How did farmers act? Ex-post validation of linear and positive mathematical programming approaches for farm-level models implemented in an agent-based agricultural sector model
- Agent-based sector model,
- farm-level model,
- linear programming,
- positive mathematical programming,
- ex-post validation
Copyright (c) 2020 Gabriele Mack, Ali Ferjani, Anke Möhring, Albert von Ow, Stefan Mann
This work is licensed under a Creative Commons Attribution 4.0 International License.

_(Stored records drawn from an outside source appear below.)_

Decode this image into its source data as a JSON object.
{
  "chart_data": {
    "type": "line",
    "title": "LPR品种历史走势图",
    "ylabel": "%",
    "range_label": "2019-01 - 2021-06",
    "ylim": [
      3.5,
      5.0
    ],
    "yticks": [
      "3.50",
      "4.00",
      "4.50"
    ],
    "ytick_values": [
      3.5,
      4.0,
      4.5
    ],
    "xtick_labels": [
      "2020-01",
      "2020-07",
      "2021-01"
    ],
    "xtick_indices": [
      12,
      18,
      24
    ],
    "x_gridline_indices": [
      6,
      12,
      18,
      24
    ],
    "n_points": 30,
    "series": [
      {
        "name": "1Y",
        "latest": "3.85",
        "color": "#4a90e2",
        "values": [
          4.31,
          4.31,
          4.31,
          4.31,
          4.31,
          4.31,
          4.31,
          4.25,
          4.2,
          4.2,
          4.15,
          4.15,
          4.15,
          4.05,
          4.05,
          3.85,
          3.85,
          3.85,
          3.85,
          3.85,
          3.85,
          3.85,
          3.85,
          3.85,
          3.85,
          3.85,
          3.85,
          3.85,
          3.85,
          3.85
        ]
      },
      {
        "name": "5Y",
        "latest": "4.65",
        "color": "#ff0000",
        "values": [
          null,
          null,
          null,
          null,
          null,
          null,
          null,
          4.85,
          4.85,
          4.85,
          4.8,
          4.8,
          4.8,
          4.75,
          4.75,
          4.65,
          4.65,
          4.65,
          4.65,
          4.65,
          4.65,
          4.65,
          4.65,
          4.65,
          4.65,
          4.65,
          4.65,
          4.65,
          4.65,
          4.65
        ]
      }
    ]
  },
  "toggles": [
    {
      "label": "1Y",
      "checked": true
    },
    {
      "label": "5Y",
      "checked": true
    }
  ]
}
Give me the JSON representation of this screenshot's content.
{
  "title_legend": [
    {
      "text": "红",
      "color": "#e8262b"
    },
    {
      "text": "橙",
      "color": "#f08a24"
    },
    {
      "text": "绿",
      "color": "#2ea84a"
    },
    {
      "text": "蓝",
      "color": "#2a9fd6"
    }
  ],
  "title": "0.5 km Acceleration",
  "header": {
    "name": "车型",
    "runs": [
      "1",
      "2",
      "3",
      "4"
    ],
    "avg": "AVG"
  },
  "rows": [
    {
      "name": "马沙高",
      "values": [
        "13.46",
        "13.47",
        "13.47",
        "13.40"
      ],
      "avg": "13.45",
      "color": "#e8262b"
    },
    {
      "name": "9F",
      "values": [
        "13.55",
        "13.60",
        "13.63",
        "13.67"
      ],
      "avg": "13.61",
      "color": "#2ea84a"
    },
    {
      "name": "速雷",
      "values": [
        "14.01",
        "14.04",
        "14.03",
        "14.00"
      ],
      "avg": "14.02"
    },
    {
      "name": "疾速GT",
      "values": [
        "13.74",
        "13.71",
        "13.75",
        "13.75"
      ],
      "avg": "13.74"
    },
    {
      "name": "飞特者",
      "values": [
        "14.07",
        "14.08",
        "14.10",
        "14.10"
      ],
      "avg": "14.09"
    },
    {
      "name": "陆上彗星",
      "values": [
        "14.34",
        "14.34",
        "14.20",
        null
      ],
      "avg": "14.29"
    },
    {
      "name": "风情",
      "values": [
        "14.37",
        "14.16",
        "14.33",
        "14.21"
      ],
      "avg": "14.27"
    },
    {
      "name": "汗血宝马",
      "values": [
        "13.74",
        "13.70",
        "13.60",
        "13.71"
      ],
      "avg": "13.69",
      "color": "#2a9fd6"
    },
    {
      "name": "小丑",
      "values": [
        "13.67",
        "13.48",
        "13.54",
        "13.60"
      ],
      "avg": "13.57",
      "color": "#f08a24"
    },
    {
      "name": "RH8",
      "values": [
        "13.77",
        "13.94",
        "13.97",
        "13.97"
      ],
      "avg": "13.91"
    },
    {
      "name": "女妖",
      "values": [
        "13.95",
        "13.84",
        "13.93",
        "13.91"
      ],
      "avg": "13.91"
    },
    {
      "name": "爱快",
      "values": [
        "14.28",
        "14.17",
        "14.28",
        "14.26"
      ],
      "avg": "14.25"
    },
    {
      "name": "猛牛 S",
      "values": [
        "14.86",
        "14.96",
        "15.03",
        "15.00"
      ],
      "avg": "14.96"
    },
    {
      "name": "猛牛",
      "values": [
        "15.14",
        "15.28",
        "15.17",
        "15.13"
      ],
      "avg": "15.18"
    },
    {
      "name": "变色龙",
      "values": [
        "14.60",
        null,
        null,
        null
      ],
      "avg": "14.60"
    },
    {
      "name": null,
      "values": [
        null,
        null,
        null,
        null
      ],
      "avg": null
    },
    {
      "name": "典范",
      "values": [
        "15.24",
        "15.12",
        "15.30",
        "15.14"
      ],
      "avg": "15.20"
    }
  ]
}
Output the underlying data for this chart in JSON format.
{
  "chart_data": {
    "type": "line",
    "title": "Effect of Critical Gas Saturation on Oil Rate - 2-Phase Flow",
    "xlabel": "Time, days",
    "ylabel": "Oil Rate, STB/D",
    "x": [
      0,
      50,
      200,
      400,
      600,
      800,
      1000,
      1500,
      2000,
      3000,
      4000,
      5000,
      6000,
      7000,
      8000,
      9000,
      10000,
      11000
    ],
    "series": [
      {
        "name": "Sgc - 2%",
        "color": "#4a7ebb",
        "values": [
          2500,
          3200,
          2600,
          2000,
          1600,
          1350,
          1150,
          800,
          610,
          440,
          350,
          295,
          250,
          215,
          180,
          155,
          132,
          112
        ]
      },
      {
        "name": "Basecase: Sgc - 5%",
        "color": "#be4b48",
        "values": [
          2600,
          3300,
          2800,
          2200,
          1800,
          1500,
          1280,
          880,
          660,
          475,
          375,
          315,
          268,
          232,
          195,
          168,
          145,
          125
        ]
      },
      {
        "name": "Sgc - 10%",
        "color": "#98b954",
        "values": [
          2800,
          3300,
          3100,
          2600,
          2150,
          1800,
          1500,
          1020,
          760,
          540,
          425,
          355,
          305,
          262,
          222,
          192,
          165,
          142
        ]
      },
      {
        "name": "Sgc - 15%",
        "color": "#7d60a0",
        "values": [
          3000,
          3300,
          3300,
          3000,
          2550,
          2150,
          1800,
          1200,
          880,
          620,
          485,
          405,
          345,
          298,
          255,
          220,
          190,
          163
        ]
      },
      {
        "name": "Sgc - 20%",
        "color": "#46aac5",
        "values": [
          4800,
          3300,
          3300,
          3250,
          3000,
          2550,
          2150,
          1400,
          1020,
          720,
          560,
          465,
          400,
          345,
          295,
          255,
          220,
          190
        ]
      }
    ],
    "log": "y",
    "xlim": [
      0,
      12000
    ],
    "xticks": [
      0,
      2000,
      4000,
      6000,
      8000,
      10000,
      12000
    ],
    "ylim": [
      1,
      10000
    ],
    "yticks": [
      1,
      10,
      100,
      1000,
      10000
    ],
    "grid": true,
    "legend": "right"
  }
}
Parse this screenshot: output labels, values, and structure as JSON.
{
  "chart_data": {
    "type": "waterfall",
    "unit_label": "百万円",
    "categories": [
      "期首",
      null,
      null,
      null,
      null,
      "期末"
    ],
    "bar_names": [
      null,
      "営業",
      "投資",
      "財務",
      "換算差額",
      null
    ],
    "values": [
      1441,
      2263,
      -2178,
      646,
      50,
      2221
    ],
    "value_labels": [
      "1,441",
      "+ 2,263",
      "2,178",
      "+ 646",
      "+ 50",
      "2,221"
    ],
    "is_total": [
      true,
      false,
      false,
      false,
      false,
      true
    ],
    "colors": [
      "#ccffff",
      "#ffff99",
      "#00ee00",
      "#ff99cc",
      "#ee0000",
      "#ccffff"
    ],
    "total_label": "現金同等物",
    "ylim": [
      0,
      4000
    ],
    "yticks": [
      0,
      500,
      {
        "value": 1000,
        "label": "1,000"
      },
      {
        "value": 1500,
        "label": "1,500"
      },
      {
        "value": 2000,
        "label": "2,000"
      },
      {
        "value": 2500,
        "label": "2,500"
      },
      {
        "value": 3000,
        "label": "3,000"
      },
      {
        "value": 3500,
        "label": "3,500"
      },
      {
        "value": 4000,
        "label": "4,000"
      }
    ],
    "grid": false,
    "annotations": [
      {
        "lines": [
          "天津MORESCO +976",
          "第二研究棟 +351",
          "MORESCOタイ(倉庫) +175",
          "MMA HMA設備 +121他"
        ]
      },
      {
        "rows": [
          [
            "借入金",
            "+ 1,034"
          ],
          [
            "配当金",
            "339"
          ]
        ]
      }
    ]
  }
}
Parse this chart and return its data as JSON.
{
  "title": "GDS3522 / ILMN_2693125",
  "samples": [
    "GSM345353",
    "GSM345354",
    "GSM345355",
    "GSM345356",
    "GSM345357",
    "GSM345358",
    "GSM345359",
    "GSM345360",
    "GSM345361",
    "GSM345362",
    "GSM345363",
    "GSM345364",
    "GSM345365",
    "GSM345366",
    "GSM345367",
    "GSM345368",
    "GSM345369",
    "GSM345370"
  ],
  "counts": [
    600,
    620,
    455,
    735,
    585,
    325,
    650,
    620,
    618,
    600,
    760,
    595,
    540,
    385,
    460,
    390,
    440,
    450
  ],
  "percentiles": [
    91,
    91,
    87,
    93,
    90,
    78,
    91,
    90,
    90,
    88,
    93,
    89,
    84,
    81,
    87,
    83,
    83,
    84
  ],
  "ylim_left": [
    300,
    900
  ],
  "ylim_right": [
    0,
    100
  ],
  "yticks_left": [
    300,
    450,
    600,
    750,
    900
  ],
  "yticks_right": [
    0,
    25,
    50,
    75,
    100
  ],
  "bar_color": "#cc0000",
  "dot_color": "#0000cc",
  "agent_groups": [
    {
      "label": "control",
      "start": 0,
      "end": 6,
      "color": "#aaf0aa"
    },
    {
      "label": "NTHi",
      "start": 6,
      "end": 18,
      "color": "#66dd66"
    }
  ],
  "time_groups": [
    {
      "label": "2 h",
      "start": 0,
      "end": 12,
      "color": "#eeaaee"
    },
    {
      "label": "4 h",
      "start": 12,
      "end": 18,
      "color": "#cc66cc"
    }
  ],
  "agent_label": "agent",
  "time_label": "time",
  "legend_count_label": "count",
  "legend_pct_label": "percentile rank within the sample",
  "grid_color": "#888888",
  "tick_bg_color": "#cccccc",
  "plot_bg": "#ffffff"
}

This study evaluates linear programming (LP) and positive mathematical programming (PMP) approaches for 3,400 farm-level models implemented in the SWISSland agent-based agricultural sector model. To overcome limitations of PMP regarding the modelling of investment decisions, we further investigated whether the forecasting performance of farm-level models could be improved by applying LP to animal production activities only, where investment in new sectors plays a major role, while applying PMP to crop production activities. The database used is the Swiss Farm Accountancy Data Network. Ex-post evaluation was performed for the period from 2005 to 2012, with the 2003-2005 three-year average as a base year. We found that PMP applied to crop production activities improves the forecasting performance of farm-level models compared to LP. Combining PMP for crop production activities with LP for modelling investment decisions in new livestock sectors improves the forecasting performance compared to PMP for both crop and animal production activities, especially in the medium and long term. For short-term forecasts, PMP for all production activities and PMP combined with LP for animal production activities produce similar results.